Dr. Dave is an expert in community-engaged health equity research and his research focuses on evaluating the implementation and effectiveness of clinic-community embedded structural interventions. He, alongside Dr. Abhijit Kshirsagar, a kidney disease expert, and Dr. Stacy Lindau, a health technology expert at the University of Chicago, will partner with Goshen Medical Centers and Project GRACE (Growing, Reaching, Advocating for Change & Empowerment). Project GRACE is a long-standing community-academic coalition in the Rocky Mount area, represented by 20+ community-, faith, and healthcare-based organizations.

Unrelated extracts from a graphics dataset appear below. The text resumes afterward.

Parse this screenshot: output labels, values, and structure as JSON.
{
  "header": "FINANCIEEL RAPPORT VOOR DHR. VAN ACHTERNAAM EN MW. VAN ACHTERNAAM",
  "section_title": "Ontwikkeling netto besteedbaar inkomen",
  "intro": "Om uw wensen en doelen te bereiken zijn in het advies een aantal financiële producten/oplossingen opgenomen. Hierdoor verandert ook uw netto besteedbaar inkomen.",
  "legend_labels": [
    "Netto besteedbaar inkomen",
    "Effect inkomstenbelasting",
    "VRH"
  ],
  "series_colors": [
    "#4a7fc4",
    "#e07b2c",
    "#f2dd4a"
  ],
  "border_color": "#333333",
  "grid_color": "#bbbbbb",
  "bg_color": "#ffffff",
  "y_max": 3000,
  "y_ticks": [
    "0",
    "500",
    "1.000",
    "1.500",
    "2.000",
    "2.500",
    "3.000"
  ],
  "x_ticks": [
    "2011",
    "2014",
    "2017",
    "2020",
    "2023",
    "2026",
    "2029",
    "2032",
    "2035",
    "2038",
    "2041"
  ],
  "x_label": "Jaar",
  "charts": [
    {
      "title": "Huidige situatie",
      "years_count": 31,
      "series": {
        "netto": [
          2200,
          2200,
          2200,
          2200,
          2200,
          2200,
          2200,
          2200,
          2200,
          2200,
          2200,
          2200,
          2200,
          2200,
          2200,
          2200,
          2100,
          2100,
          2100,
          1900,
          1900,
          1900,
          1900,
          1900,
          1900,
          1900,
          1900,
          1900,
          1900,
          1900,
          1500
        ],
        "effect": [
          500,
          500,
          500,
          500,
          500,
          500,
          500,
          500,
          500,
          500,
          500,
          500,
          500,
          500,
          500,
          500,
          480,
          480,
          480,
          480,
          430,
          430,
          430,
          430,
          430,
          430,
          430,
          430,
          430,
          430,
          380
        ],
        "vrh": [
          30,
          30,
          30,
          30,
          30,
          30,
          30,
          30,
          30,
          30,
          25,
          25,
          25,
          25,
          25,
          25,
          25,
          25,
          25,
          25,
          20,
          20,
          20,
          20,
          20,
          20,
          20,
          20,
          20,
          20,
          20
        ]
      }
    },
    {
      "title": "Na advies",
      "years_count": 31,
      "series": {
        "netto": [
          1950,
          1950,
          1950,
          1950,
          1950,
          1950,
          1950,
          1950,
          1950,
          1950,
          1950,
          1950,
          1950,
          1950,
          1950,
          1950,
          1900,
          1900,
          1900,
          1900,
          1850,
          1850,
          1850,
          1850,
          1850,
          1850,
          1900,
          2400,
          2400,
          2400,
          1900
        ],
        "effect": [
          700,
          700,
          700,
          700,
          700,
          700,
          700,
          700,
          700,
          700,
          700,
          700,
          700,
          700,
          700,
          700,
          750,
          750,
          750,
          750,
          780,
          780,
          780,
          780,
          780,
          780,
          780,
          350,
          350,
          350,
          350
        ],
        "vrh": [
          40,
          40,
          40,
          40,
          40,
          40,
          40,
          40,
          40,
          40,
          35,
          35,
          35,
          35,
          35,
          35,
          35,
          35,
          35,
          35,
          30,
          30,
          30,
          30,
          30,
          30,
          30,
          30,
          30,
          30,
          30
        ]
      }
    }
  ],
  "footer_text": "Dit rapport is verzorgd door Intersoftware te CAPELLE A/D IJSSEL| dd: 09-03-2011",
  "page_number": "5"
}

They will implement a community resource referral platform in the electronic medical record system at Goshen Medical Centers and operationalize the technology in the clinic workflow. When a provider identifies a patient with kidney disease who is also struggling to afford groceries or pay rent, they can utilize the system to connect the patient with available local resources- a food bank, library offering employment assistance, financial assistance center, etc.

This project takes the referral process a step further by creating a closed loop between clinics and community service providers. Not only will the patient be given referral information, but the community organization will also be notified and be able to contact the patient. Once the service is provided the organization will convey details about how the individual was assisted, which is sent back to the clinician.

All information related to the patient’s condition, their integrated needs, and closed loop referrals will be available in the electronic health record for a streamlined, easy to track process.

Reducing Health Disparities

Dr. Dave and the research team will test the implementation of the closed loop referral system and its effectiveness in addressing upstream factors that influence chronic kidney disease progression and management.

“We also want to understand if the patient is more aware of resources in the community and does that knowledge enhance patient’s self-efficacy to utilize those resources.”

“And if they did receive the service, can we demonstrate a change in their health outcomes and amplify chronic kidney disease health equity as a result of activating those clinic-community linked resources?” Dr. Dave said.